Fogle has forged a successful television career presenting shows like Countryfile and Animal Park and has also written several books about his adventures.

He was speaking at the Cheltenham Literature Festival to promote his new book, Inspire: Life Lessons From The Wilderness, which was written during the lockdown.

Fogle said the one positive to come from the lockdown is that it forced people to slow down.

“Everyone has been forced to slow down, everyone’s being forced to have more sleep, more time with their families,” he said.

“Lockdown gave us all the chance to slow our lives down and I kind of think it’s what the planet needs.

“I think most people I’ve spoken to have agreed that maybe we were living a little bit too fast. And I certainly include myself in that.

“I was running from one trip to the next, I was living on aeroplanes which had a big enough impact on the environment and I found myself running from one thing to the next and I never had time to dwell and enjoy the now and to reflect on the then.”

Fogle said recent experience of being trolled on Twitter has led him to step back from the site and devote his account to promoting various charities.

“It was the late Terry Wogan who told me very early on in my career, he warned me that the more people like you, the more there will be another sector of people that absolutely hate you,” Fogle said.

“We’ve lost the area of fair conversation, which I think is a little bit sad now because I miss it.

“It’s now so heavily politicised that even if we started talking about Covid-19, you will instantly be bracketed either left or right.

“That’s not really me and I have found myself retreating a little bit away. With Twitter, I decided that it might be an opportunity to share my platform with various charities.
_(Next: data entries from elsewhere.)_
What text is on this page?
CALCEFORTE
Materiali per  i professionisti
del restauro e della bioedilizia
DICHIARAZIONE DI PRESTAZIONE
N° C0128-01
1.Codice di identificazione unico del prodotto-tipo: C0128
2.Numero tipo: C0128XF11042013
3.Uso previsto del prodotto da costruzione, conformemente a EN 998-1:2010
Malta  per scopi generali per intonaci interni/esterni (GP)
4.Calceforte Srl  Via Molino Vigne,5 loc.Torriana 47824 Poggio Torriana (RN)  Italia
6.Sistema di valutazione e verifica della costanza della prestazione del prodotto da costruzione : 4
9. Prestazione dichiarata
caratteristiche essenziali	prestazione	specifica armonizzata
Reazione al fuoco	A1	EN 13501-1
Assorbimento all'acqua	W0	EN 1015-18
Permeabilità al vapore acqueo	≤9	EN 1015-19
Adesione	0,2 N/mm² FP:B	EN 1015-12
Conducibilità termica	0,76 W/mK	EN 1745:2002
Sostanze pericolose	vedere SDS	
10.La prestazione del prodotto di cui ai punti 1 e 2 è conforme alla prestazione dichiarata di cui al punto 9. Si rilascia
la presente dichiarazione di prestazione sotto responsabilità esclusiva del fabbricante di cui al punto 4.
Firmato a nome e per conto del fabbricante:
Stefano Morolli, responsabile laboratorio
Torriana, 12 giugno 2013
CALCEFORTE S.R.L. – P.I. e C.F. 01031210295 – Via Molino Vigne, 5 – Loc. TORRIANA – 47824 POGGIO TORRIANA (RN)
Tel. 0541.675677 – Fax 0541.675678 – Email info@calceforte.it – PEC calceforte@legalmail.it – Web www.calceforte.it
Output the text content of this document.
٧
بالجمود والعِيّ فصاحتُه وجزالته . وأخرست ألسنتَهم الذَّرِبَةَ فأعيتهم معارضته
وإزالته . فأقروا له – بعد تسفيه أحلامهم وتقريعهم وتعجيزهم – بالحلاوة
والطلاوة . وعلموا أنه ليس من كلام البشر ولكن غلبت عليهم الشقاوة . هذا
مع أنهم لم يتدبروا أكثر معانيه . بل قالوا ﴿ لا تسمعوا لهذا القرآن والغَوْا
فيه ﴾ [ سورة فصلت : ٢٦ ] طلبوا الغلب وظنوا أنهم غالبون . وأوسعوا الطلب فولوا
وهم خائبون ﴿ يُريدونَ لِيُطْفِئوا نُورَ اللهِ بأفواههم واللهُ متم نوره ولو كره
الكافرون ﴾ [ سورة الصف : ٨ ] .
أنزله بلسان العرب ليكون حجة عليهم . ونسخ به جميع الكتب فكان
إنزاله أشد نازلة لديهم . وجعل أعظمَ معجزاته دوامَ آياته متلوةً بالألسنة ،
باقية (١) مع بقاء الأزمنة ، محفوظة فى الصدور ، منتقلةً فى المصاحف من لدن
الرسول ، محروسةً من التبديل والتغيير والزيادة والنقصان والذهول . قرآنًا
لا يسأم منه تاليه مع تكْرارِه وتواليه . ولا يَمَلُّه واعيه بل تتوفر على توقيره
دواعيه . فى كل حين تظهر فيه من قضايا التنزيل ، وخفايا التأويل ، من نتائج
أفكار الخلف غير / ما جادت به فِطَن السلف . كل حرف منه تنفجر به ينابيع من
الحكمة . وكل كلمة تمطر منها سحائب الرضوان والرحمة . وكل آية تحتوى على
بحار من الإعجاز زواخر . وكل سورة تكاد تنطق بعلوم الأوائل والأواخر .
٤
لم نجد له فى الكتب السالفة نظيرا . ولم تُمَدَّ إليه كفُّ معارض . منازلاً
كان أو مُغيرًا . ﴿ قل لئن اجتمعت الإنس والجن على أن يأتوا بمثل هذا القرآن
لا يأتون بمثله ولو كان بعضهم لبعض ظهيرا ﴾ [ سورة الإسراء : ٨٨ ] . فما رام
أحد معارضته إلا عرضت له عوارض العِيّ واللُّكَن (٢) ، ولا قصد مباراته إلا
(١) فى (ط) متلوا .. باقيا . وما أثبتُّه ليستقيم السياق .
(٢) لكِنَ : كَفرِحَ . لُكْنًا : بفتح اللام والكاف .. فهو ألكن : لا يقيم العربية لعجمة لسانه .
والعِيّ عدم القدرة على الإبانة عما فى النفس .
“As the father of two kids, I find it a scary world they are embarking in where anonymous trolls can cause so much pain and anguish to people who are only trying to do the right thing.”

Fogle said the wilderness had taught him to be kind.

“I think when you spend time in the wilderness, it teaches you to be more respectful to be more caring to ration what you use and by doing that, I think you become a better, more compassionate person,” he said.

“It’s just about being more open-minded about everyone and allowing other people to have their own opinions and about embracing life and just being a little bit happier and a little bit kinder.”